Ironically, Chaloklum is becoming increasingly popular with the people who helped make Haadrin what it is today. Travelers who first partied at Full Moon on Haadrin beach fifteen years ago return to Koh Phangan again and again, they just have different priorities, and, more often than not as families with children. Chaloklum has evolved meet those needs.
Many of these returning travelers have become long term residents of Koh Phangan and have settled into the increasing number of private houses that surround Chaloklum. With the availability of broadband internet and an ever improving communications infrastructure, Chaloklum has become home to a growing community of writers, artists and others who work from home using the internet to keep in touch. A mixture of budget and luxury accommodation have also helped to put Chaloklum on the Koh Phangan map. From the affordable Fanta Bungalows and Rose Villa to the luxury Dee Dee Villa Retreat and Baan Hin Ngam Villas and everything in between, Chaloklum Fishing Village is a great place to spend your holiday.
The village also hosts a growing dive community. Because of its location on the Northern side of Koh Phangan, and its large government pier, Chaloklum is the ideal departure point for dive trips to some of the best sites in the Gulf of Thailand. The abundance of decently priced accommodation, five-star dive instruction and a raft of excellent restaurants, pubs and services make Chaloklum an excellent place to complete an extended dive certification or just enjoy fun dives in Thailand’s warm waters. If diving is not your thing, the snorkeling at Koh Ma off Mae Haad is hard to beat.
For the sports junkie Chaloklum provides plenty of options. Depending on the season both kite surfing and wakeboarding are available. The mountains that surround the village also make it a great place to go mountain biking. For those who prefer to be on foot, an endless amount of mountain and jungle trails will satisfy even the most avid hiker or adventurous jogger.

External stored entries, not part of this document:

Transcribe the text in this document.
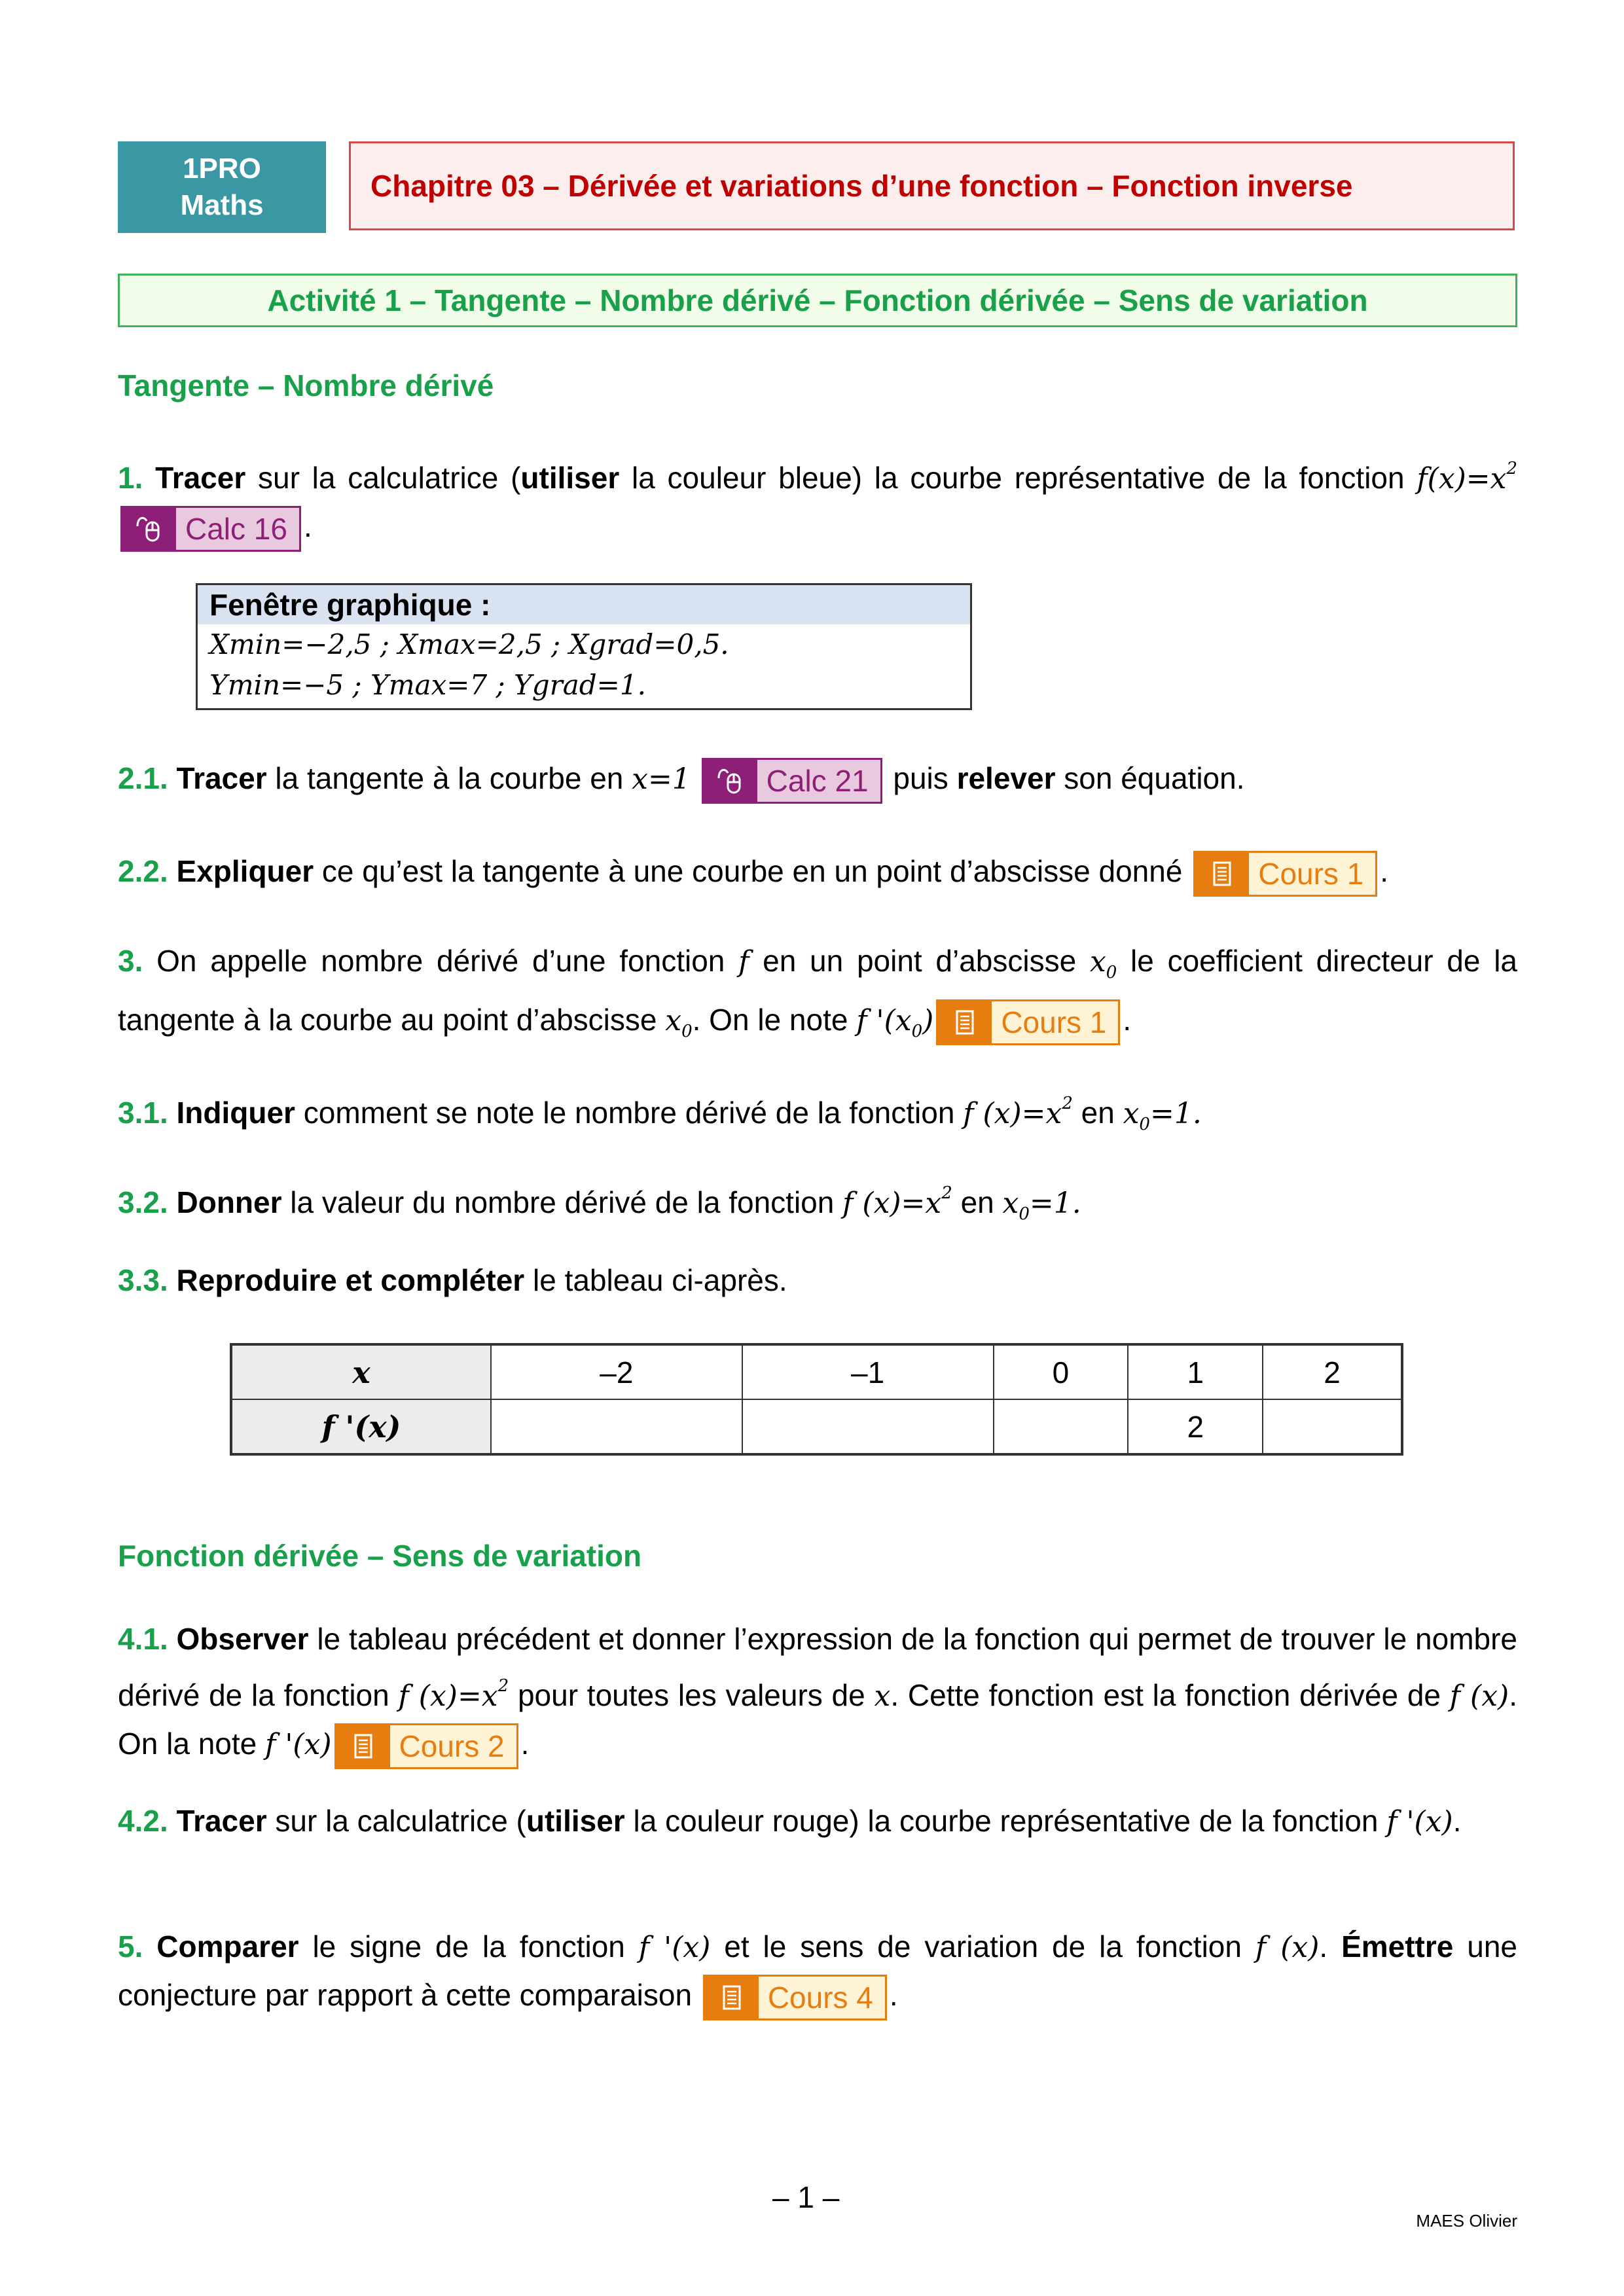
1PRO
Maths
Chapitre 03 – Dérivée et variations d’une fonction – Fonction inverse
Activité 1 – Tangente – Nombre dérivé – Fonction dérivée – Sens de variation
Tangente – Nombre dérivé
1. Tracer sur la calculatrice (utiliser la couleur bleue) la courbe représentative de la fonction $f(x)=x^2$
Calc 16 .
Fenêtre graphique :
Xmin=−2,5 ; Xmax=2,5 ; Xgrad=0,5.
Ymin=−5 ; Ymax=7 ; Ygrad=1.
2.1. Tracer la tangente à la courbe en x=1	Calc 21 puis relever son équation.
2.2. Expliquer ce qu’est la tangente à une courbe en un point d’abscisse donné	Cours 1 .
3. On appelle nombre dérivé d’une fonction f en un point d’abscisse $x_0$ le coefficient directeur de la tangente à la courbe au point d’abscisse $x_0$. On le note f '$(x_0)$	Cours 1 .
3.1. Indiquer comment se note le nombre dérivé de la fonction f $(x)=x^2$ en $x_0=1$.
3.2. Donner la valeur du nombre dérivé de la fonction f $(x)=x^2$ en $x_0=1$.
3.3. Reproduire et compléter le tableau ci-après.
x	–2	–1	0	1	2
f '(x)				2	
Fonction dérivée – Sens de variation
4.1. Observer le tableau précédent et donner l’expression de la fonction qui permet de trouver le nombre dérivé de la fonction f $(x)=x^2$ pour toutes les valeurs de x. Cette fonction est la fonction dérivée de f (x). On la note f '(x)	Cours 2 .
4.2. Tracer sur la calculatrice (utiliser la couleur rouge) la courbe représentative de la fonction f '(x).
5. Comparer le signe de la fonction f '(x) et le sens de variation de la fonction f (x). Émettre une conjecture par rapport à cette comparaison	Cours 4 .
– 1 –
MAES Olivier
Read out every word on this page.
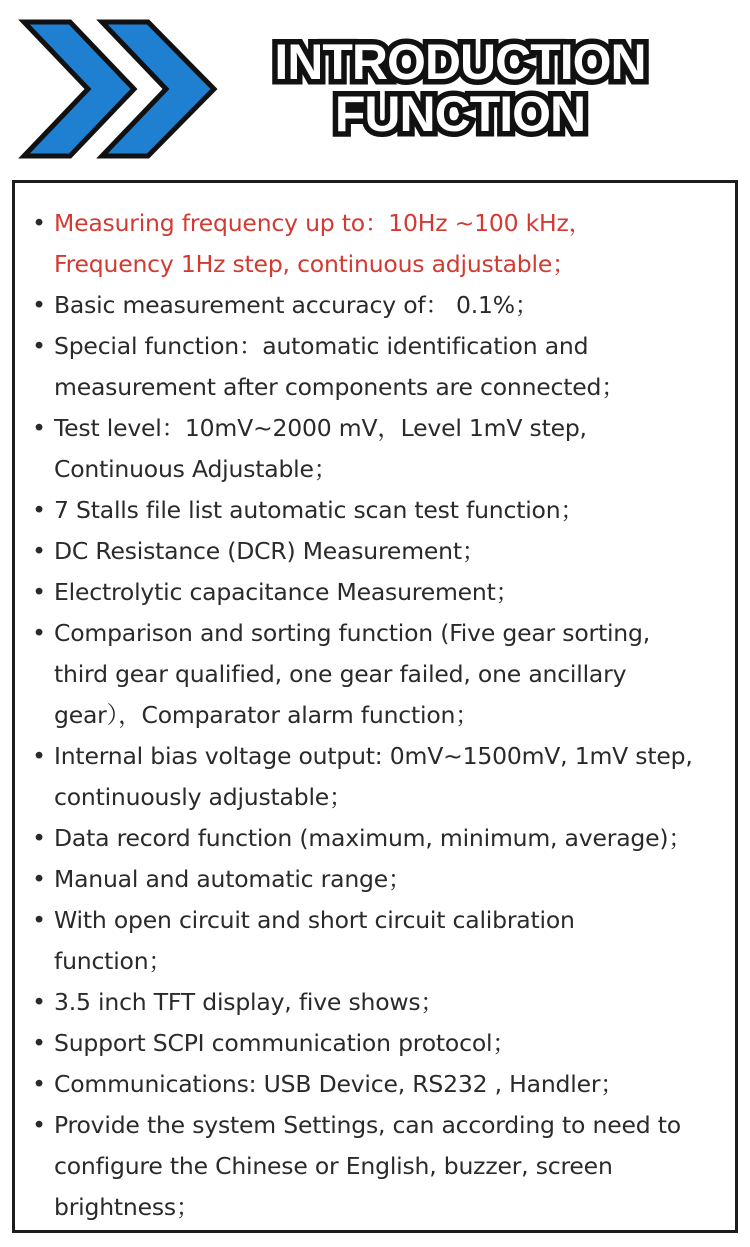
INTRODUCTION
FUNCTION
• Measuring frequency up to：10Hz ~100 kHz，
Frequency 1Hz step, continuous adjustable；
• Basic measurement accuracy of： 0.1%；
• Special function：automatic identification and
measurement after components are connected；
• Test level：10mV~2000 mV，Level 1mV step,
Continuous Adjustable；
• 7 Stalls file list automatic scan test function；
• DC Resistance (DCR) Measurement；
• Electrolytic capacitance Measurement；
• Comparison and sorting function (Five gear sorting,
third gear qualified, one gear failed, one ancillary
gear），Comparator alarm function；
• Internal bias voltage output: 0mV~1500mV, 1mV step,
continuously adjustable；
• Data record function (maximum, minimum, average)；
• Manual and automatic range；
• With open circuit and short circuit calibration
function；
• 3.5 inch TFT display, five shows；
• Support SCPI communication protocol；
• Communications: USB Device, RS232 , Handler；
• Provide the system Settings, can according to need to
configure the Chinese or English, buzzer, screen
brightness；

If it is relaxation you are after, swimming, sunbathing or just chilling at a beach bar with a beer or fruit shake in your hand, Chaloklum is a stone’s throw away from some of the best beaches on the island. Haad Salad, Haad Khom, and Mae Haad are all minutes away by motorbike car or taxi. Haad Yao and Haad Chao Prao are just a little further along the coast. For the ambitious explorer, long tail boats leave regularly from Chaloklum for the otherwise inaccessible Bottle Beach and even go as far as Thong Nai Pan.
As a holiday destination Chaloklum is ideal for families or couples alike. But, to be fair, be it Haadrin or Chaloklum or all points in between, Koh Phangan offers something for everyone, whether you intend to stay for a week or for a year. The island offers a variety of experiences for all ages and for all budgets. Don’t be mislead by what you might have heard. Come see for yourself.